Andrey Guaianá Zignnatto | Museu da Cidade de São Paulo Solar da Marquesa de Santos

ALICERCE #2, 2020, Andrey Guaianá Zignnatto

A construção do lar a partir de memórias afetivas é tema constantemente presente na vida e trabalho de Andrey Guaianá Zignnatto. Para a exposição CO YBY ORE RETAMA [Esta Terra é Nosso Lugar], em cartaz a partir de 25 de setembro no Museu da Cidade de São Paulo – Solar da Marquesa de Santos, o artista equilibra forças de universos distintos – vida urbana e ancestralidade indígena – para reconstruir um Tekoa [lar] de fôlego em tempos de sufocamento. Com curadoria assinada por Sandra Ará Reté Benites e produção de Ellen Navarro, são exibidas obras em diversos suportes, como escultura, instalação, performance, vídeo arte, objetos, pintura e fotografia, que se utilizam de materiais como concreto, cerâmica, saco de cimento, jenipapo, carvão e livros, misturando a vida urbana com o universo das aldeias.

A escolha do Solar da Marquesa não aconteceu por acaso: o centro cultural está localizado onde antes do período colonial paulista foi Inhapuambaçu, aldeia Tupinaky’ia da qual Zignnatto é descendente por parte de pai e que sofreu apagamento total de seu universo ancestral.

O artista também possui ancestralidade indígena por parte de mãe, dos Guarani Mby’a, povo que o auxilia num processo pessoal de retomada como aba [homem] indígena. “Apoiado sobre essas poucas memórias que me sobram como herança, na arte e suas muitas potencias, me esforço para desenvolver um processo de reflorestamento do universo ancestral de minha família, onde este esforço se inicia no território de meu próprio pensamento e espírito e toma forma em meu trabalho”, reflete o artista.

Os trabalhos são frutos das memórias afetivas da época em que o artista trabalhou como pedreiro, dos 10 aos 14 anos de idade, e das memórias ancestrais de sua família indígena Tupinaky’ia e Guarani. “A arte é o meio possível que encontrei para equalizar as memórias afetivas de minha vida urbana e de minha experiência como pedreiro participante da construção de cidades com minhas memórias ancestrais indígenas”, comenta Andrey.

FENDA #2, Andrey Guaianá Zignnatto

Sobre as obras

A série ALICERCE exibe esculturas produzidas com placas e pilares de concreto apoiados sobre vasos cerâmicos indígenas. Os grandes e pesados objetos geométricos de concreto deformam os vasos que os sustentam, demonstrando o embate entre o moderno e os povos originários.
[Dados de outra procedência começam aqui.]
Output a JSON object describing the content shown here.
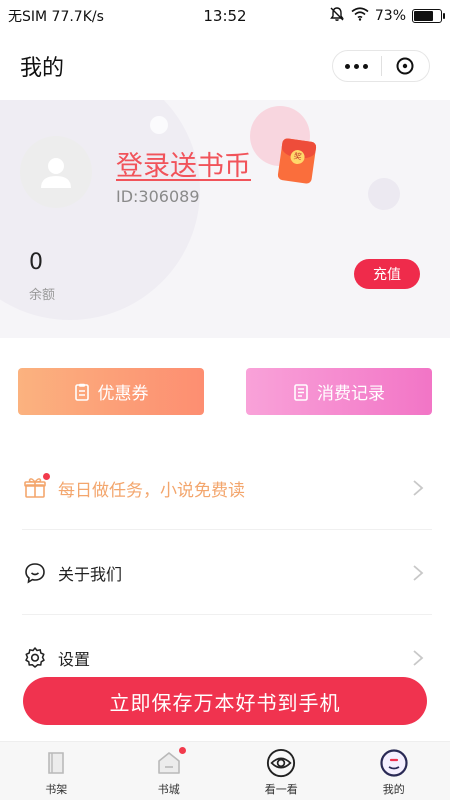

Já em ABAPORU #1, o trabalho traz um tríptico composto por uma folha de papel reciclado tingido de preto com jenipapo, um documento de autenticidade de um desenho de Tarsila do Amaral e um comprovante de compra de um exemplar original da Revista de Antropofagia. A folha de papel reciclado é produzida pelo trituramento em liquidificador do desenho de Tarsila e o exemplar da revista. Depois, é tingida com jenipapo, como sinal de luto perpétuo.

“A obra de um artista indígena é uma obra que vem da tentativa de tradução da luta indígena em prol do território físico e do espaço subjetivo do pensamento. Essa obra é muito especial por conta disso, porque ela traduz esse movimento de resistência, de sobrevivência e de expansão nesses espaços”, pontua a curadora Sandra Ara Rete Benites.

CO YBY ORE RETAMA propõe, para além de um retorno ao lar do artista, um convite para o público habitar este Tekoa em território físico, mental e espiritual desenvolvido por Andrey. Ainda de acordo com Sandra, “a importância do coletivo para o indivíduo e do indivíduo para o coletivo é essencial na arte indígena. A obra é materializada pelo indivíduo, mas o pensamento é um processo que ocorre no coletivo. Apesar da obra de Andrey falar do processo histórico de sua família, ela fala também por todos os demais indígenas que foram soterrados nas cidades por toneladas de concreto e indiferença”.

A mostra se estende para outros três espaços da cidade de São Paulo: Galeria Janaina Torres, Atelie Alê e Museu Casa Sertanista, complementando os trabalhos principais da pesquisa no Solar da Marquesa. A exposição na Janaina Torres, a partir de 9 de outubro, marca a inauguração do novo espaço da Galeria na Santa Cecília.